By Rex Dalton
Archaeologists claim to have found the oldest known artefact in the Americas, a scraper-like tool in an Oregon cave that dates back 14,230 years.
The tool shows that people were living in North America well before the widespread Clovis culture of 12,900 to 12,400 years ago, says archaeologist Dennis Jenkins of the University of Oregon in Eugene.
Studies of sediment and radiocarbon dating showed the bone's age. Jenkins presented the finding late last month in a lecture at the University of Oregon.
His team found the tool in a rock shelter overlooking a lake in south-central Oregon, one of a series of caves near the town of Paisley.
Kevin Smith, the team member who uncovered the artefact, remembers the discovery. "We had bumped into a lot of extinct horse, bison and camel bone - then I heard and felt the familiar ring and feel when trowel hits bone," says Smith, now a master's student at California State University, Los Angeles. "I switched to a brush. Soon this huge bone emerged, then I saw the serrated edge. I stepped back and said: 'Hey everybody -- we got something here.'"
Whether the cave dwellers were Clovis people or belonged to an earlier culture is uncertain. None of the Clovis people's distinct fluted spear and arrow points have been found in the cave.
"They can't yet rule out the Paisley Cave people weren't Clovis," says Jon Erlandson, an archaeologist at the University of Oregon who wasn't involved in the research.
The only other American archaeological site older than Clovis is at Monte Verde in Chile, which is about 13,900 years old.
Last year, Jenkins and colleagues reported that Paisley Cave coprolites, or fossilized human excrement, dated to 14,000 to 14,270 years ago. That report established the Paisley Caves as a key site for American archaeology.
Analysis of ancient DNA marked the coprolites as human. But in July, another group argued that the coprolites might be younger than the sediments that contained them.
This team, led by Hendrik Poinar of McMaster University in Hamilton, Ontario, also questioned the 2008 report because no artefacts had been found in the crucial sediments. The Oregon team strongly disputed the criticisms.
Laid to rest?
The dating of the bone tool, and the finding that the sediments encasing it range from 11,930 to 14,480 years old, might put these questions to rest. "You couldn't ask for better dated stratigraphy," Jenkins told the Oregon meeting.

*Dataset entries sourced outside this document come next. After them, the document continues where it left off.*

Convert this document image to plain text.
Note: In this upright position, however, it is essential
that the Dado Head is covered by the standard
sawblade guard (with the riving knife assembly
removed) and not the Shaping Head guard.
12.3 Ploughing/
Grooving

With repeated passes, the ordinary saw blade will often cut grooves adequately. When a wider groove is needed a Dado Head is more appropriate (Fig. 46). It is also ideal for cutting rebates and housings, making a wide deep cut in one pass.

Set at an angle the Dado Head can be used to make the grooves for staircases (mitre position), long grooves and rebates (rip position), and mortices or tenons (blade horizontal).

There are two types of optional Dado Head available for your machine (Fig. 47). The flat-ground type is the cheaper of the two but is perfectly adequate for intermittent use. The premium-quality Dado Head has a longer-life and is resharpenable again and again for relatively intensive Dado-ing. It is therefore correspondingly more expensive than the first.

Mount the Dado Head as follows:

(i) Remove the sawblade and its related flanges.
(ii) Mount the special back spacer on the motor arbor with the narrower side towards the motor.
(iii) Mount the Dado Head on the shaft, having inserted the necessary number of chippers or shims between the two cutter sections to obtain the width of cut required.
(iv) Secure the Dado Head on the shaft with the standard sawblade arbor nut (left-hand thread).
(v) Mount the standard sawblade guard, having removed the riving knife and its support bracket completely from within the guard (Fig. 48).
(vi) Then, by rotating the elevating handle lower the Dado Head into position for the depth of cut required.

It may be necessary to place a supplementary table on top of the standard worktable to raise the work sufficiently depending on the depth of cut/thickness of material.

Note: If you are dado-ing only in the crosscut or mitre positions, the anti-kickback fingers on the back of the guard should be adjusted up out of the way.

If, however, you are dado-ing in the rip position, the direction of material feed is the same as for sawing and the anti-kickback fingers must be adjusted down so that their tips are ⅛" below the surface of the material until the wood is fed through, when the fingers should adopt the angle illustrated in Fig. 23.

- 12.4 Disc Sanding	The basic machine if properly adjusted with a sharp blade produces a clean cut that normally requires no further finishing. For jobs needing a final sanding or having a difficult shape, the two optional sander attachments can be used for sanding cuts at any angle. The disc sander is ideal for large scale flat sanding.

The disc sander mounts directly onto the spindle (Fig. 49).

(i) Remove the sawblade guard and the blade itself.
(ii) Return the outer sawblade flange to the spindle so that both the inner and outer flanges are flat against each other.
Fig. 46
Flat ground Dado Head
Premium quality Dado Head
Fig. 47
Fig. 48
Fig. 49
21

"They have definitely made their argument even stronger," says Todd Surovell, an archaeologist at the University of Wyoming in Laramie who was not involved in the research.
Other researchers questioned whether the cave's inhabitants would have been mainly vegetarian, as the coprolites suggested. In his recent lecture Jenkins noted other evidence reflecting a diet short on meat but including edible plants such as the fernleaf biscuitroot Lomatium dissectum.
In late September, a group of archaeologists who study the peopling of the Americas met with federal officials and a representative of the local Klamath tribe to review the evidence at Paisley Caves. The specialists spent two days examining sediments, checking the tool, and assessing other plant and animal evidence.
"It was an impressive presentation," says David Meltzer, an archaeologist at Southern Methodist University in Dallas, Texas, who attended the meeting. "This is clearly an important site, but there are some tests that need to be done to seal the deal." One key, he says, is to better understand how the specimens got to the cave.